The Company is not exposed to significant interest rate risk.
d)Fair value of financials instruments
The fair values of financial assets and financial liabilities are determined as follows:
Cash and cash equivalents are measured at fair value. For accounts receivable, accounts payable and accrued liabilities carrying amounts approximate fair value due to their short-term maturity;
The fair value hierarchy establishes three levels to classify the inputs to valuation techniques used to measure fair value. The three levels of the fair value hierarchy are described below:
Level 1:
Unadjusted quoted prices in active markets that are accessible at the measurement date for identical assets or liabilities and amounts resulting from direct arm’s length transactions.
Cash and cash equivalents are valued using quoted market prices or from amounts resulting from direct arm’s length transactions. As a result, these financial assets have been included in Level 1 of the fair value hierarchy.
Level 2:
Inputs other than quoted prices included in Level 1 that are observable for the asset or liability, either directly or indirectly, for substantially the full contractual term. Derivatives are included in Level 2 of the fair value hierarchy as they are valued using price models.

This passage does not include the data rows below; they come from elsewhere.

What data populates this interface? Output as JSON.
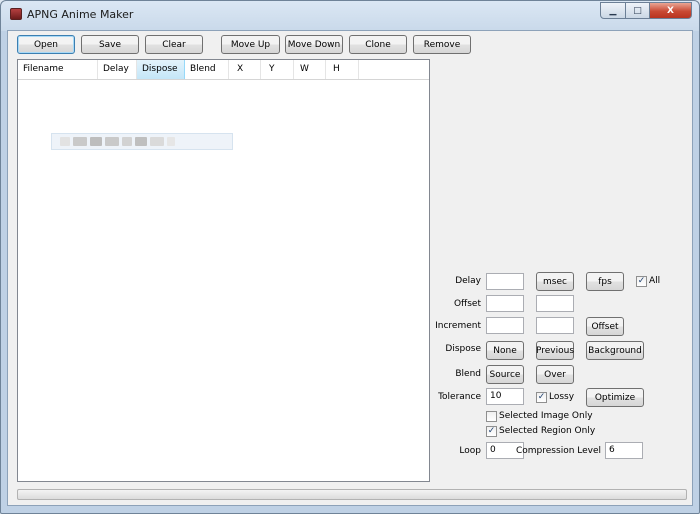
{
  "app": {
    "title": "APNG Anime Maker"
  },
  "window_controls": {
    "minimize": "▁",
    "maximize": "□",
    "close": "X"
  },
  "toolbar": {
    "open": "Open",
    "save": "Save",
    "clear": "Clear",
    "move_up": "Move Up",
    "move_down": "Move Down",
    "clone": "Clone",
    "remove": "Remove"
  },
  "frame_list": {
    "columns": [
      "Filename",
      "Delay",
      "Dispose",
      "Blend",
      "X",
      "Y",
      "W",
      "H"
    ],
    "sorted_column": "Dispose",
    "rows": []
  },
  "props": {
    "delay_label": "Delay",
    "delay_value": "",
    "msec": "msec",
    "fps": "fps",
    "all_label": "All",
    "all_checked": true,
    "offset_label": "Offset",
    "offset_x": "",
    "offset_y": "",
    "increment_label": "Increment",
    "increment_x": "",
    "increment_y": "",
    "offset_button": "Offset",
    "dispose_label": "Dispose",
    "dispose_none": "None",
    "dispose_previous": "Previous",
    "dispose_background": "Background",
    "blend_label": "Blend",
    "blend_source": "Source",
    "blend_over": "Over",
    "tolerance_label": "Tolerance",
    "tolerance_value": "10",
    "lossy_label": "Lossy",
    "lossy_checked": true,
    "optimize": "Optimize",
    "selected_image_only_label": "Selected Image Only",
    "selected_image_only_checked": false,
    "selected_region_only_label": "Selected Region Only",
    "selected_region_only_checked": true,
    "loop_label": "Loop",
    "loop_value": "0",
    "compression_label": "Compression Level",
    "compression_value": "6"
  },
  "status": {
    "progress": 0
  },
  "colors": {
    "progress_fill": "#37b44a",
    "accent": "#3c7fb1"
  }
}
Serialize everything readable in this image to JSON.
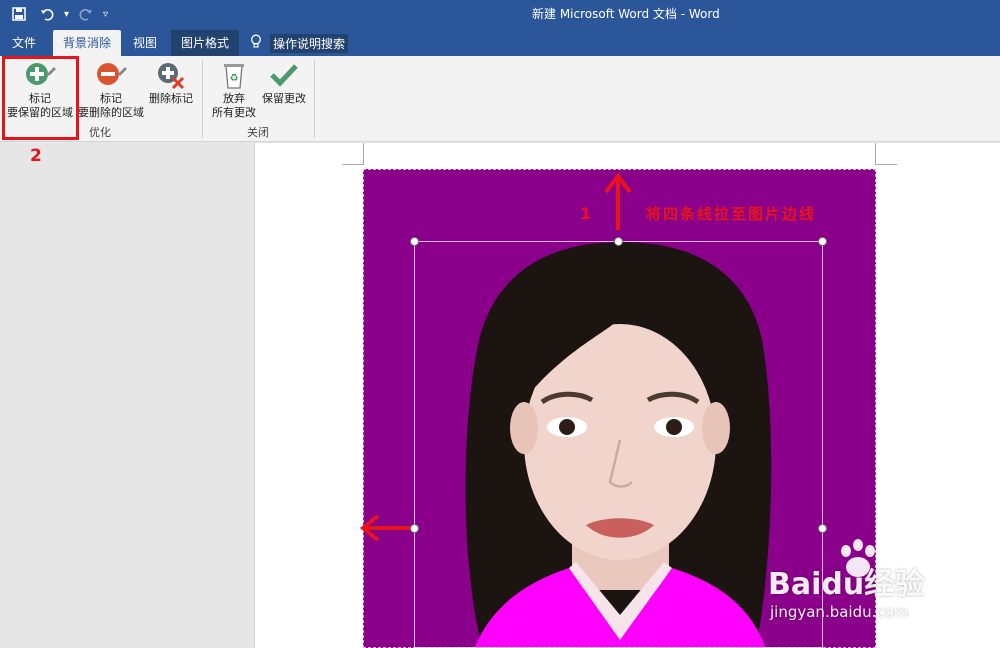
{
  "window": {
    "title": "新建 Microsoft Word 文档  -  Word"
  },
  "quick_access": [
    {
      "name": "save-icon",
      "glyph": "■"
    },
    {
      "name": "undo-icon",
      "glyph": "↶"
    },
    {
      "name": "redo-icon",
      "glyph": "↻"
    },
    {
      "name": "customize-icon",
      "glyph": "▾"
    }
  ],
  "tabs": {
    "file": "文件",
    "background_removal": "背景消除",
    "view": "视图",
    "picture_format": "图片格式"
  },
  "tell_me": {
    "label": "操作说明搜索"
  },
  "ribbon": {
    "keep_line1": "标记",
    "keep_line2": "要保留的区域",
    "remove_line1": "标记",
    "remove_line2": "要删除的区域",
    "delete_mark": "删除标记",
    "discard_line1": "放弃",
    "discard_line2": "所有更改",
    "keep_changes": "保留更改",
    "group_refine": "优化",
    "group_close": "关闭"
  },
  "annotations": {
    "step_2": "2",
    "step_1": "1",
    "instruction": "将四条线拉至图片边线"
  },
  "watermark": {
    "brand": "Baidu经验",
    "url": "jingyan.baidu.com"
  },
  "colors": {
    "brand_blue": "#2b579a",
    "annotation_red": "#e8141b",
    "photo_background": "#8b008b",
    "shirt": "#ff00ff"
  }
}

These models require a variety of inputs, including, but not limited to, contractual terms, market prices, forward price curves, yield curves and credit spreads. The Company has no financial instruments at this level
Level 3:
Inputs for the asset or liability are not based on observable market data. Currently, the Company has no financial instruments at this level.
13.SUBSEQUENT EVENT
In July 2017, a total of 150,000 stock options were granted to a director of the Company. Each option can be exercised to purchase one common share of the Company at $0.15 per share for a period of 5 years.